TAMBÉM SOU POETA!
Lá na velhinha eira daquele monte alentejano, fazia-se a debulha da seara colhida no tórrido mês de Julho.
Ti Antônio, um homem de 80 anos, lá ia em cima do trilho, levando no colo o seu neto de dez anitos.
Dava uma, duas, três voltas, e o raio da mula, pouco se estava para incomodar.
Nisto, já aborrecido, o Ti Antônio disse pró neto:
_ Zezito, vamos lá parar um pouco e beber água, enquanto a “besta” não quer comer a palha.
O miúdo, assim espantado, sem saber o que o avô queria dizer com aquelas palavras, lá acatou a ordem.

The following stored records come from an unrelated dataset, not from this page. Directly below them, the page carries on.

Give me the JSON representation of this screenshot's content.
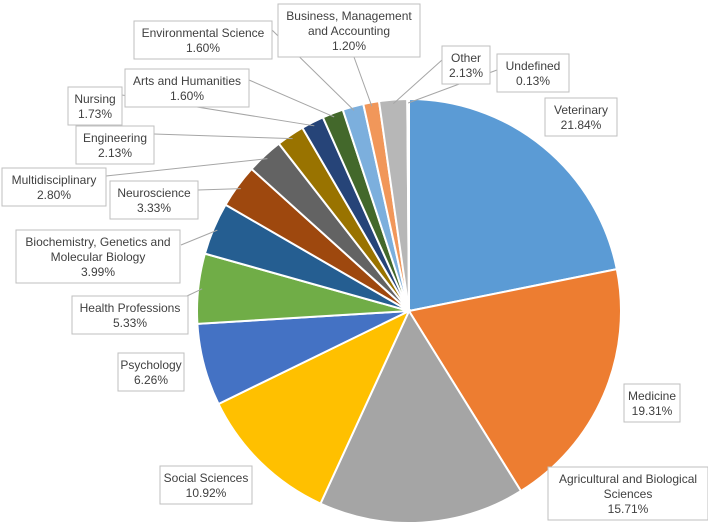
{
  "chart_data": {
    "type": "pie",
    "start_angle_deg": 0,
    "direction": "clockwise",
    "title": "",
    "legend": "none",
    "slices": [
      {
        "name": "Veterinary",
        "label_lines": [
          "Veterinary"
        ],
        "value": 21.84,
        "value_label": "21.84%",
        "color": "#5B9BD5"
      },
      {
        "name": "Medicine",
        "label_lines": [
          "Medicine"
        ],
        "value": 19.31,
        "value_label": "19.31%",
        "color": "#ED7D31"
      },
      {
        "name": "Agricultural and Biological Sciences",
        "label_lines": [
          "Agricultural and Biological",
          "Sciences"
        ],
        "value": 15.71,
        "value_label": "15.71%",
        "color": "#A5A5A5"
      },
      {
        "name": "Social Sciences",
        "label_lines": [
          "Social Sciences"
        ],
        "value": 10.92,
        "value_label": "10.92%",
        "color": "#FFC000"
      },
      {
        "name": "Psychology",
        "label_lines": [
          "Psychology"
        ],
        "value": 6.26,
        "value_label": "6.26%",
        "color": "#4472C4"
      },
      {
        "name": "Health Professions",
        "label_lines": [
          "Health Professions"
        ],
        "value": 5.33,
        "value_label": "5.33%",
        "color": "#70AD47"
      },
      {
        "name": "Biochemistry, Genetics and Molecular Biology",
        "label_lines": [
          "Biochemistry, Genetics and",
          "Molecular Biology"
        ],
        "value": 3.99,
        "value_label": "3.99%",
        "color": "#255E91"
      },
      {
        "name": "Neuroscience",
        "label_lines": [
          "Neuroscience"
        ],
        "value": 3.33,
        "value_label": "3.33%",
        "color": "#9E480E"
      },
      {
        "name": "Multidisciplinary",
        "label_lines": [
          "Multidisciplinary"
        ],
        "value": 2.8,
        "value_label": "2.80%",
        "color": "#636363"
      },
      {
        "name": "Engineering",
        "label_lines": [
          "Engineering"
        ],
        "value": 2.13,
        "value_label": "2.13%",
        "color": "#997300"
      },
      {
        "name": "Nursing",
        "label_lines": [
          "Nursing"
        ],
        "value": 1.73,
        "value_label": "1.73%",
        "color": "#264478"
      },
      {
        "name": "Arts and Humanities",
        "label_lines": [
          "Arts and Humanities"
        ],
        "value": 1.6,
        "value_label": "1.60%",
        "color": "#43682B"
      },
      {
        "name": "Environmental Science",
        "label_lines": [
          "Environmental Science"
        ],
        "value": 1.6,
        "value_label": "1.60%",
        "color": "#7CAFDD"
      },
      {
        "name": "Business, Management and Accounting",
        "label_lines": [
          "Business, Management",
          "and Accounting"
        ],
        "value": 1.2,
        "value_label": "1.20%",
        "color": "#F1975A"
      },
      {
        "name": "Other",
        "label_lines": [
          "Other"
        ],
        "value": 2.13,
        "value_label": "2.13%",
        "color": "#B7B7B7"
      },
      {
        "name": "Undefined",
        "label_lines": [
          "Undefined"
        ],
        "value": 0.13,
        "value_label": "0.13%",
        "color": "#FFCD33"
      }
    ]
  }
}
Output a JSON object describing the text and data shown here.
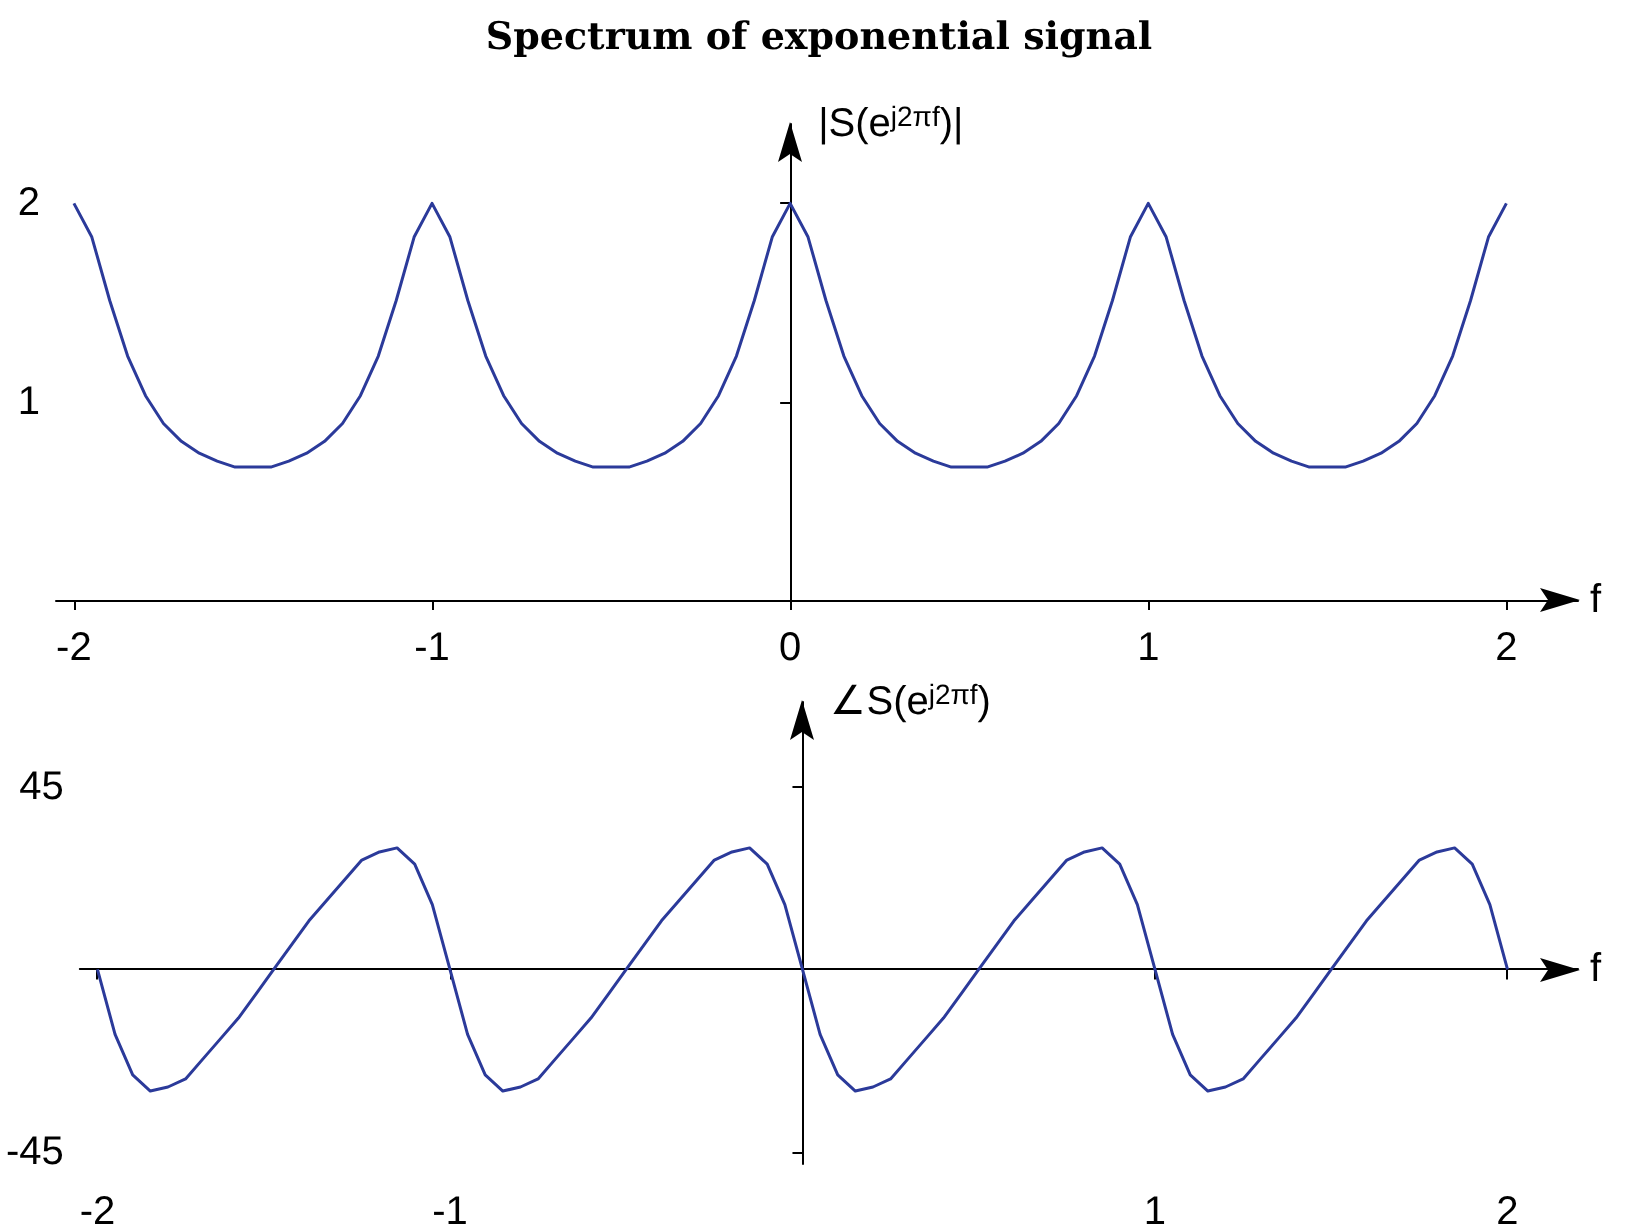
{
  "chart_data": [
    {
      "type": "line",
      "title": "Spectrum of exponential signal",
      "xlabel": "f",
      "ylabel": "|S(e$^{j2πf}$)|",
      "color": "#2b3a9a",
      "x": [
        -2,
        -1.95,
        -1.9,
        -1.85,
        -1.8,
        -1.75,
        -1.7,
        -1.65,
        -1.6,
        -1.55,
        -1.5,
        -1.45,
        -1.4,
        -1.35,
        -1.3,
        -1.25,
        -1.2,
        -1.15,
        -1.1,
        -1.05,
        -1,
        -0.95,
        -0.9,
        -0.85,
        -0.8,
        -0.75,
        -0.7,
        -0.65,
        -0.6,
        -0.55,
        -0.5,
        -0.45,
        -0.4,
        -0.35,
        -0.3,
        -0.25,
        -0.2,
        -0.15,
        -0.1,
        -0.05,
        0,
        0.05,
        0.1,
        0.15,
        0.2,
        0.25,
        0.3,
        0.35,
        0.4,
        0.45,
        0.5,
        0.55,
        0.6,
        0.65,
        0.7,
        0.75,
        0.8,
        0.85,
        0.9,
        0.95,
        1,
        1.05,
        1.1,
        1.15,
        1.2,
        1.25,
        1.3,
        1.35,
        1.4,
        1.45,
        1.5,
        1.55,
        1.6,
        1.65,
        1.7,
        1.75,
        1.8,
        1.85,
        1.9,
        1.95,
        2
      ],
      "values": [
        2,
        1.83,
        1.51,
        1.23,
        1.03,
        0.89,
        0.8,
        0.74,
        0.7,
        0.67,
        0.67,
        0.67,
        0.7,
        0.74,
        0.8,
        0.89,
        1.03,
        1.23,
        1.51,
        1.83,
        2,
        1.83,
        1.51,
        1.23,
        1.03,
        0.89,
        0.8,
        0.74,
        0.7,
        0.67,
        0.67,
        0.67,
        0.7,
        0.74,
        0.8,
        0.89,
        1.03,
        1.23,
        1.51,
        1.83,
        2,
        1.83,
        1.51,
        1.23,
        1.03,
        0.89,
        0.8,
        0.74,
        0.7,
        0.67,
        0.67,
        0.67,
        0.7,
        0.74,
        0.8,
        0.89,
        1.03,
        1.23,
        1.51,
        1.83,
        2,
        1.83,
        1.51,
        1.23,
        1.03,
        0.89,
        0.8,
        0.74,
        0.7,
        0.67,
        0.67,
        0.67,
        0.7,
        0.74,
        0.8,
        0.89,
        1.03,
        1.23,
        1.51,
        1.83,
        2
      ],
      "xlim": [
        -2.05,
        2.2
      ],
      "ylim": [
        0,
        2.4
      ],
      "xticks": [
        -2,
        -1,
        0,
        1,
        2
      ],
      "yticks": [
        1,
        2
      ]
    },
    {
      "type": "line",
      "xlabel": "f",
      "ylabel": "∠S(e$^{j2πf}$)",
      "color": "#2b3a9a",
      "x": [
        -2,
        -1.95,
        -1.9,
        -1.85,
        -1.8,
        -1.75,
        -1.7,
        -1.65,
        -1.6,
        -1.55,
        -1.5,
        -1.45,
        -1.4,
        -1.35,
        -1.3,
        -1.25,
        -1.2,
        -1.15,
        -1.1,
        -1.05,
        -1,
        -0.95,
        -0.9,
        -0.85,
        -0.8,
        -0.75,
        -0.7,
        -0.65,
        -0.6,
        -0.55,
        -0.5,
        -0.45,
        -0.4,
        -0.35,
        -0.3,
        -0.25,
        -0.2,
        -0.15,
        -0.1,
        -0.05,
        0,
        0.05,
        0.1,
        0.15,
        0.2,
        0.25,
        0.3,
        0.35,
        0.4,
        0.45,
        0.5,
        0.55,
        0.6,
        0.65,
        0.7,
        0.75,
        0.8,
        0.85,
        0.9,
        0.95,
        1,
        1.05,
        1.1,
        1.15,
        1.2,
        1.25,
        1.3,
        1.35,
        1.4,
        1.45,
        1.5,
        1.55,
        1.6,
        1.65,
        1.7,
        1.75,
        1.8,
        1.85,
        1.9,
        1.95,
        2
      ],
      "values": [
        0,
        -16,
        -26,
        -30,
        -29,
        -27,
        -22,
        -17,
        -12,
        -6,
        0,
        6,
        12,
        17,
        22,
        27,
        29,
        30,
        26,
        16,
        0,
        -16,
        -26,
        -30,
        -29,
        -27,
        -22,
        -17,
        -12,
        -6,
        0,
        6,
        12,
        17,
        22,
        27,
        29,
        30,
        26,
        16,
        0,
        -16,
        -26,
        -30,
        -29,
        -27,
        -22,
        -17,
        -12,
        -6,
        0,
        6,
        12,
        17,
        22,
        27,
        29,
        30,
        26,
        16,
        0,
        -16,
        -26,
        -30,
        -29,
        -27,
        -22,
        -17,
        -12,
        -6,
        0,
        6,
        12,
        17,
        22,
        27,
        29,
        30,
        26,
        16,
        0
      ],
      "xlim": [
        -2.05,
        2.2
      ],
      "ylim": [
        -48,
        66
      ],
      "xticks": [
        -2,
        -1,
        1,
        2
      ],
      "yticks": [
        45,
        -45
      ]
    }
  ]
}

Sentaram-se os dois em cima de um molho de trigo, e o velhote começou a contar ao seu neto, que hoje tudo estava diferente, não fosse a burra até nem querer esforçar-se para debulhar a pequena sementeira.

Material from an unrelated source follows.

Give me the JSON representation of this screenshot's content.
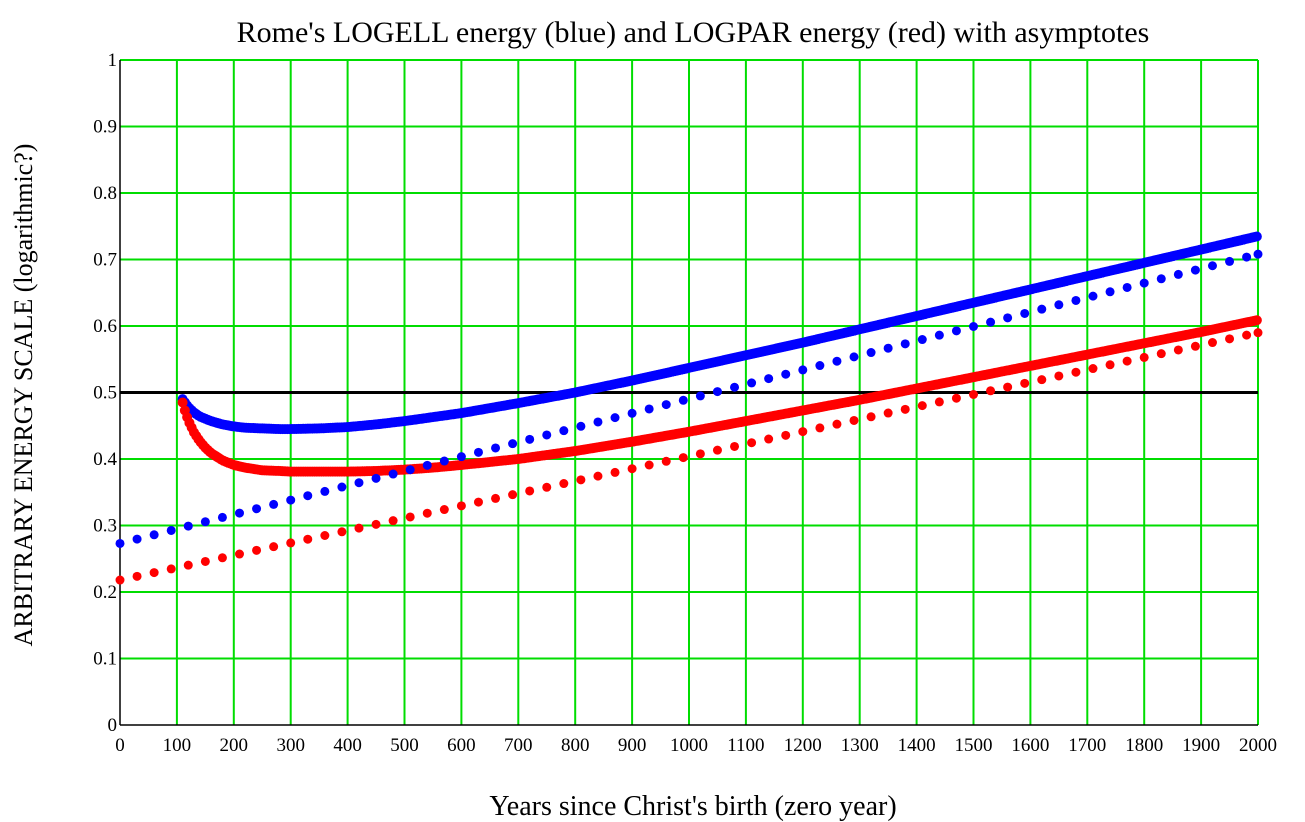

Enquanto tragavam um naco de pão e carne, e tomavam um gole de água fresca, o Ti Antônio puxou de um papel e foi lendo o que nele estava escrito:
O que de mim há-de ser
Sem a burra a trabalhar
Já não terei de comer
Só me resta descansar.
_ Oh avô!- o que é isso?- indagava a criança.
Com a paciência que qualquer um dedica aos pequenos, o avô lá foi explicando:
_ Sabes, Zé, isto são versos, mais propriamente um mote.
_ E o que é um mote avô?
Ti António lá relatou que um mote é um conjunto de quatro versos que depois iria ser desenvolvido num conjunto de quatro décimas.
Continuando sem entender quase nada, Zezito voltou a questionar:
_ Avô, e o que são décimas?
Mais uma vez, o velhote explicou ao rapazinho, que décimas são um conjunto de dez versos, em que o último tem que ser composto pelo primeiro verso do mote e o segundo conjunto pelo segundo verso do mesmo mote, e assim sucessivamente.
Avô, e já que tens aí esse mote que disseste, tens o resto também aí escrito?- perguntava o Zé.
De novo, o Ti António, puxou pelo papel e lá foi soletrando:
Já estou velho e acabado
Vai-me pesando a idade
Lá se foi a mocidade
Sinto-me mais extasiado.
Estou por Deus abençoado
Por ter mulher para amar
Ter ainda o que manjar
E uma cama pra dormir
Vendo o meu neto a sorrir
Só me resta descansar.
Este é a última décima Zé, como vês, acaba com o último verso do mote.
- Que engraçado avô. Lá na escola, a professora falou em poesia, mas nunca nos disse nada acerca de décimas:- disse Zezinho.
E o avô voltou á carga:_ Pois jovem, é que hoje em dia já nem a poesia é igual ao antigamente. Nasceu uma nova geração de poetas. Estes versos que o avô te leu, fazem parte de uma época, onde nos cafés se juntavam grupos de amigos e depois os iam dizendo à desgarrada, ou seja um dizia, e a outra pessoa, logo lhe respondia em verso também. A esses senhores, chamava-se poetas populares, porque mesmo não tendo estudado, não conhecendo uma letra, tinham a inteligência metida na cabeça.
O rapaz, estava estupefacto com as histórias do avô e de repente, levantou-se e disse:_ Sabes avô, eu também quero ser poeta. Mas um poeta, igual a esse que o avô falou.
O velhote esboçou um sorriso por entre os lábios, e virando-se pró miúdo, disse:_ Oh meu netinho, fico feliz por ouvir isso, é de veras muito bom, saber que não se vai deixar morrer a poesia popular. Mas para isso, tens que estudar também, mas diz lá ao avô, se és capaz de fazer um verso?
Puxando de um lápis que levava na sacola e de uma folha de caderno, zé lá começou a magicar e passada meia hora chamou o avô que tinha voltado á eira a ver se a magana da burra já se atrevia a andar, e leu coma sua voz doce de menino, a quadra que tinha feito:
Meu avô, tu és amado
Eu gosto muito de ti
Tanto me tens ensinado
Desde o dia que nasci.
_Bravo, bravo!- exclamou o velhote.- Demoraste mas saíste-te muito bem, e olha que para começo não está nada mal. Se continuares assim, irás decerto ser um grande poeta, aliás já és um poeta.
Zé depois de ouvir estas palavras da boca de seu avô, parecia estar louco, numa correria infernal á volta da eira, saltando e gritando:
_ Eh Eh! Viva! Já sou um poeta, não vou deixar que a poesia entre em esquecimento, bravo, bravo! Também sou poeta!